1. Technical Field
The field of this invention is nanotechnology and biomaterials.
2. Background of the Invention
A central goal of nanotechnology research is to design and fabricate novel materials with sizes or length scales in the nanometer range. These materials fall into a variety of architectural classes, such as compact clusters, hollow shells, tubes, two-dimensional layers, and three-dimensional molecular networks. In recent years, a wide combination of chemical building blocks and synthetic strategies have been investigated. Numerous specific methods have produced interesting new materials, but a single general strategy for fabricating materials having many different architectures and symmetries has not been developed. Furthermore, most of the recent work has focused on inorganic and organic synthetic materials as building blocks, while biological molecules such as proteins offer some special advantages that have not yet been exploited. As such, there is continued interest in the development of new materials and systematic methods for producing nanostructures, especially using biological macromolecules
Relevant Literature
Various nanostructures and methods for their preparation are described in: Collier, et al., Ann. Rev. Phys. Chem. (1998) 49: 371-404 (compact clusters); Rao, et al., Current Opinion in Solid State and Materials Sci. (1996) 1:279-284 and Kroto, Nature (1987) 329:529 (hollow shells); Iijima, Nature (1991)354:56-58, Ghadiri, Nature (1993)366:324-327 and Ajayan et al., Reports on Progress in Physics (1997) 60:1025-1062 (tubes); Stange, et al., Biophys. Chem. (1998) 72:73-85 (molecular networks); and Li, et al., Science (1999) 283: 1145-1147; Seeman, Trends in Biotechnology (1999)) 11:437-443 (DNA); and Chui, et al., Science (1999) 283:1148-1150 (two-dimensional layers). Also of interest is: Wukowitz et al., Nature Struct. Biol. (1995) 2:1062-1067.

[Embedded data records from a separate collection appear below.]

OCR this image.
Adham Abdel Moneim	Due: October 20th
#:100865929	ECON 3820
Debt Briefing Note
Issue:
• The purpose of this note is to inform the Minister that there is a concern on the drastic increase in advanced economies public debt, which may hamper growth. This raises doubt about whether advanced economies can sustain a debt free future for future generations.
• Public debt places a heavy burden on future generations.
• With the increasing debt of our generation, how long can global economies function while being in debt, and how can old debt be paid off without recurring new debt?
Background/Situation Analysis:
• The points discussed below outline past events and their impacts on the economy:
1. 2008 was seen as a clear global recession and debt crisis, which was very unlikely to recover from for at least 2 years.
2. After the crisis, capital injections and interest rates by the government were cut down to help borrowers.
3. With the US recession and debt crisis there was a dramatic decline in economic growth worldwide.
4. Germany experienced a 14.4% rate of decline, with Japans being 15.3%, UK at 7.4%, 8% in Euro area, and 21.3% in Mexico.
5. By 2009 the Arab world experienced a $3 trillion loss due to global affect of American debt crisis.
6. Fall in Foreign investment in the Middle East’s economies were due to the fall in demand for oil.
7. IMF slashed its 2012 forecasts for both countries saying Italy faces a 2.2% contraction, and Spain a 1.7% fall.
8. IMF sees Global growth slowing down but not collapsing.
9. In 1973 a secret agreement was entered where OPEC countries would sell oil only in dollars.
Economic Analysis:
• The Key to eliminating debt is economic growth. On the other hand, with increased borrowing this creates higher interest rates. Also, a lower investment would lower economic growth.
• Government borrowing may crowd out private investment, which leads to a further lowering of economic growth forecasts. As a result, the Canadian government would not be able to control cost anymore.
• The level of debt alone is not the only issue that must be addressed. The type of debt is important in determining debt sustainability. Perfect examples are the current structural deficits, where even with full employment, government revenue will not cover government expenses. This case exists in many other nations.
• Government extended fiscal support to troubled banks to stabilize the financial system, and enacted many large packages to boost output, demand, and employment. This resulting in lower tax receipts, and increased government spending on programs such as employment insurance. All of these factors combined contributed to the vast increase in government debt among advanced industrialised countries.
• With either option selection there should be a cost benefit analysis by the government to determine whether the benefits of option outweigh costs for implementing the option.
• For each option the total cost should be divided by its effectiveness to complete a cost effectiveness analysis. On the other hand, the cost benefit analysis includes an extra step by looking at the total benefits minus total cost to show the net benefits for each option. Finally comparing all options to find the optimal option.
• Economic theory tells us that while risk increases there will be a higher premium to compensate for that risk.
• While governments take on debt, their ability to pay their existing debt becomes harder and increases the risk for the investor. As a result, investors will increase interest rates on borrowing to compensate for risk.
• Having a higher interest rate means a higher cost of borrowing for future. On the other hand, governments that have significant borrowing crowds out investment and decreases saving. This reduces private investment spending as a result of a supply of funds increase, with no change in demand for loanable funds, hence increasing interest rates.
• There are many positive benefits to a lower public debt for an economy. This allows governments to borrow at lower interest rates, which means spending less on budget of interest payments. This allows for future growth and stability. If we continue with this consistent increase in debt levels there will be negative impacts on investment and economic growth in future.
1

Novel fusion proteins capable of self-assembling into regular structures, as well as nucleic acids encoding the same, are provided. The subject fusion proteins comprise at least two oligomerization domains rigidly linked together, e.g. through an alpha helical linking group, where the oligomerization domains are derived from naturally occurring proteins. Also provided are regular structures comprising a plurality of self-assembled fusion proteins of the subject invention, and methods for producing the same, where the structures may be homogenous or heterogeneous with respect to their fusion protein components. The subject fusion proteins find use in the preparation of a variety of regular structures, where such structures include: cages, shells, double-layer rings, two-dimensional layers, three-dimensional crystals, filaments, and tubes.